Emmet doesn’t know how to respond. Habitually, he feels his hackles raise at what can only be an allusion to his missing brother, but then the man’s face crumples into something like grief for a long, agonized moment, and it’s too real a reaction to have been anything malicious - leaving Emmet with the realization that this odd stranger might just be missing a loved one of his own.
And now Emmet really feels like a dick.
Before he can properly ask if he can help, the man’s expression smooths back out into the eerie, controlled blank slate it had been at the start, with glassy grey eyes staring far ahead into nothing. The man blinks, and for just a tiny sliver of time, Emmet could swear the man’s eyes have changed to a glowing, brilliant gold; the man blinks again, and the steely grey returns.
Without another word, the stranger stands and sadly tucks the cards back into their deck before slipping the whole thing into the pocket of his jacket. He picks up a hat from beside himself that Emmet hadn’t seen a moment ago - black felt with a round, broad rim and a curved, tapered tip, accented by a braided band of white and black and grey leather.

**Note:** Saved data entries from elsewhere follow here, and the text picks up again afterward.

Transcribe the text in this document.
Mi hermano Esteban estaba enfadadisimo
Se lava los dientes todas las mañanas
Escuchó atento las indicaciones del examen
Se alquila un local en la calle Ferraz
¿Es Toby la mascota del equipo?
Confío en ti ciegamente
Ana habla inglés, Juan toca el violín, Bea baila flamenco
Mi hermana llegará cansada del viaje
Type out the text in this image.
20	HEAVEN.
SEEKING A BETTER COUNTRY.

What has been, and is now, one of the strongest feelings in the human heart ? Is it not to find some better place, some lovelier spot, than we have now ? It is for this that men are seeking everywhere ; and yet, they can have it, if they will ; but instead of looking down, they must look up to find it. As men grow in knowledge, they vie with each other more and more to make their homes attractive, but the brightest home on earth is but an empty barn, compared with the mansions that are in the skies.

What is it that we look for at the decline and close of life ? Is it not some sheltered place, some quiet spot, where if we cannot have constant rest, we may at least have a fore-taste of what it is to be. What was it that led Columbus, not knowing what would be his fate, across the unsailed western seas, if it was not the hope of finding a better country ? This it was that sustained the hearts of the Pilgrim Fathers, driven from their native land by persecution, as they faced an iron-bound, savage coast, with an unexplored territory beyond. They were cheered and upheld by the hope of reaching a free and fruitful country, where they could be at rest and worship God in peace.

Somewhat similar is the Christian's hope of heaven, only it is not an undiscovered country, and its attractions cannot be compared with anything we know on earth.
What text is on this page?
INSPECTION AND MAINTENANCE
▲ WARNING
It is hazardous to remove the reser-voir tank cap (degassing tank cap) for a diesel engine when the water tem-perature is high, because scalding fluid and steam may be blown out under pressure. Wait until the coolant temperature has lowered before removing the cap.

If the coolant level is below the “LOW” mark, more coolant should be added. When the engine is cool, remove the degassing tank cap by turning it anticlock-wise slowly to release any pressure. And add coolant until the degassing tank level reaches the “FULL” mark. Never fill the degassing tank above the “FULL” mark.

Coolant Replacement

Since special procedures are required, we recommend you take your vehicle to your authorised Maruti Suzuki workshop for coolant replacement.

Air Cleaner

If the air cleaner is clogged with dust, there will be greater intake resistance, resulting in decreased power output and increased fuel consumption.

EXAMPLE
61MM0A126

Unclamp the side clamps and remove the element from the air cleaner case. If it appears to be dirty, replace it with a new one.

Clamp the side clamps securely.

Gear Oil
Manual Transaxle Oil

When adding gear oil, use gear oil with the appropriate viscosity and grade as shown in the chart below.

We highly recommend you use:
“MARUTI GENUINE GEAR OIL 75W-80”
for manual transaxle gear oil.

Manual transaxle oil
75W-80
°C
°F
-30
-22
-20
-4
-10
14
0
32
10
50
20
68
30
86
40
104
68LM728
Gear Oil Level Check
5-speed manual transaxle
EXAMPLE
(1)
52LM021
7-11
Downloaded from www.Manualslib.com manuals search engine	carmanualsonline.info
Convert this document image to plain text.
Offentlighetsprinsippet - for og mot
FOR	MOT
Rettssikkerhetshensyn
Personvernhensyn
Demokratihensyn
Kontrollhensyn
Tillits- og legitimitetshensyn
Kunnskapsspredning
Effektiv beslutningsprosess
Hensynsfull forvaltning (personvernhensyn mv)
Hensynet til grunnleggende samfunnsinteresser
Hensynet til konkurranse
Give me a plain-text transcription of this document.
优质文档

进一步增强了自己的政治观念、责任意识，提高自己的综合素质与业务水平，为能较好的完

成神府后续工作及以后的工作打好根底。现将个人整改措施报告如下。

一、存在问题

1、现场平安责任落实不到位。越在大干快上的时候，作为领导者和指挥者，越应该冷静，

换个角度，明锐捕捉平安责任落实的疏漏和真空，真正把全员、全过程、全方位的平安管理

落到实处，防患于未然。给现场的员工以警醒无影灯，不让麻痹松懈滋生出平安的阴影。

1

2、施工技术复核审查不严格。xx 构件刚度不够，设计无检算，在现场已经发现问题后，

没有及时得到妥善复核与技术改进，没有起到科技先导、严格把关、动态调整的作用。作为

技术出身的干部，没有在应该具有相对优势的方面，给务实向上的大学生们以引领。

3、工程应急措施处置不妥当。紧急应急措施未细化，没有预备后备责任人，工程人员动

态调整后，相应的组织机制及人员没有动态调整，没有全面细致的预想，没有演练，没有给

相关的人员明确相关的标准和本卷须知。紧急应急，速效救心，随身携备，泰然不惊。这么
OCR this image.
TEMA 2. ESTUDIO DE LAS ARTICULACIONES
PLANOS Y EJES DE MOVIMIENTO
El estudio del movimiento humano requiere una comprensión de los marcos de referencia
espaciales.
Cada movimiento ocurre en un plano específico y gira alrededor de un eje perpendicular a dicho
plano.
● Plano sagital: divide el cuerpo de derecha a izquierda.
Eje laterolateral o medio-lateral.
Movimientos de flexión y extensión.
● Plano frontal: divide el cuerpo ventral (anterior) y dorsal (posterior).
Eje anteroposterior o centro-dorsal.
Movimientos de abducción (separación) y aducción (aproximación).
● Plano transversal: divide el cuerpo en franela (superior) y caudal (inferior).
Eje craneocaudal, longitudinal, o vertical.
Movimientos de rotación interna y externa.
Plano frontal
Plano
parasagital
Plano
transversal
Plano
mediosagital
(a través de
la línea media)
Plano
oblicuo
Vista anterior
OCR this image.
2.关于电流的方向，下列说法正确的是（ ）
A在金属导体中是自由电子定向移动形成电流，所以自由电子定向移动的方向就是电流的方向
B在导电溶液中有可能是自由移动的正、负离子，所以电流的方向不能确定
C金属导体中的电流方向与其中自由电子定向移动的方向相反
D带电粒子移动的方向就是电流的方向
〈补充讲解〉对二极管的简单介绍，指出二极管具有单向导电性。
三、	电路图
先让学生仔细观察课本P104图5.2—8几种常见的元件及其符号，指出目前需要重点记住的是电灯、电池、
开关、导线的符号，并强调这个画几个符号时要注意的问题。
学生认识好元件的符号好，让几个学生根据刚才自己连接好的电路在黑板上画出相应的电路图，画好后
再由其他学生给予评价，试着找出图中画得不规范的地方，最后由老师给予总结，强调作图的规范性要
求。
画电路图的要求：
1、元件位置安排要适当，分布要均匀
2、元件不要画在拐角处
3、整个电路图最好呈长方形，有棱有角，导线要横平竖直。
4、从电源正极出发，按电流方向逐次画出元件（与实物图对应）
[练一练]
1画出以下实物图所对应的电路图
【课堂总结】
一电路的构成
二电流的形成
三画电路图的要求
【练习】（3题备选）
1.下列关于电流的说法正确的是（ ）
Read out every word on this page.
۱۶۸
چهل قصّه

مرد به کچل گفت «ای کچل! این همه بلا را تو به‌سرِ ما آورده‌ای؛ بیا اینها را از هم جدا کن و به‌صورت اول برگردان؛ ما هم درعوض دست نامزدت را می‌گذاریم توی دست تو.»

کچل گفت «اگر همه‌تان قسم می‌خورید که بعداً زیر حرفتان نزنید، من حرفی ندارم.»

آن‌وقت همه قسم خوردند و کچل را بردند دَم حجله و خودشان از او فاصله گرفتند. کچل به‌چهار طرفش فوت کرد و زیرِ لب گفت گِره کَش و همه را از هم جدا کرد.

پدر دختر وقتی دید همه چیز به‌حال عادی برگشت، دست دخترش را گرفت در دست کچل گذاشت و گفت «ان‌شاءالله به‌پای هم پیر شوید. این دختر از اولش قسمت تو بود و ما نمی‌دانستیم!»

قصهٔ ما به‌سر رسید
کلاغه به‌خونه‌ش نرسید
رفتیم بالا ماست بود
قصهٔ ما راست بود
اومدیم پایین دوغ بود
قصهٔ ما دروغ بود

“The waiting isn’t even the hardest part,” the man murmurs, slipping his hat onto his head. He exhales, deep and slow, breathing out what might be a faint plume of dark smoke despite his lack of cigarette. “...It’s that I can’t see when it ends.”
The man glances up once more and gives Emmet a tiny, raw, exhausted smile. “All I know is that it does. One day…”
He turns then, pivoting on his heel and heading towards the exit, while Emmet tries to think of something to say that isn’t everything he’d never wanted said to him after Ingo disappeared.
By the time Emmet unsticks his tongue the man is already past the turnstiles, a little purple espeon now trotting along beside him and nuzzling at his shins. Together, the pair moves soundlessly out of the station and disappears into the lonely night beyond.
The sky rumbles with distant thunder when Emmet finally follows suit, and the whole walk home he can taste the oncoming rain like blood in the back of his throat.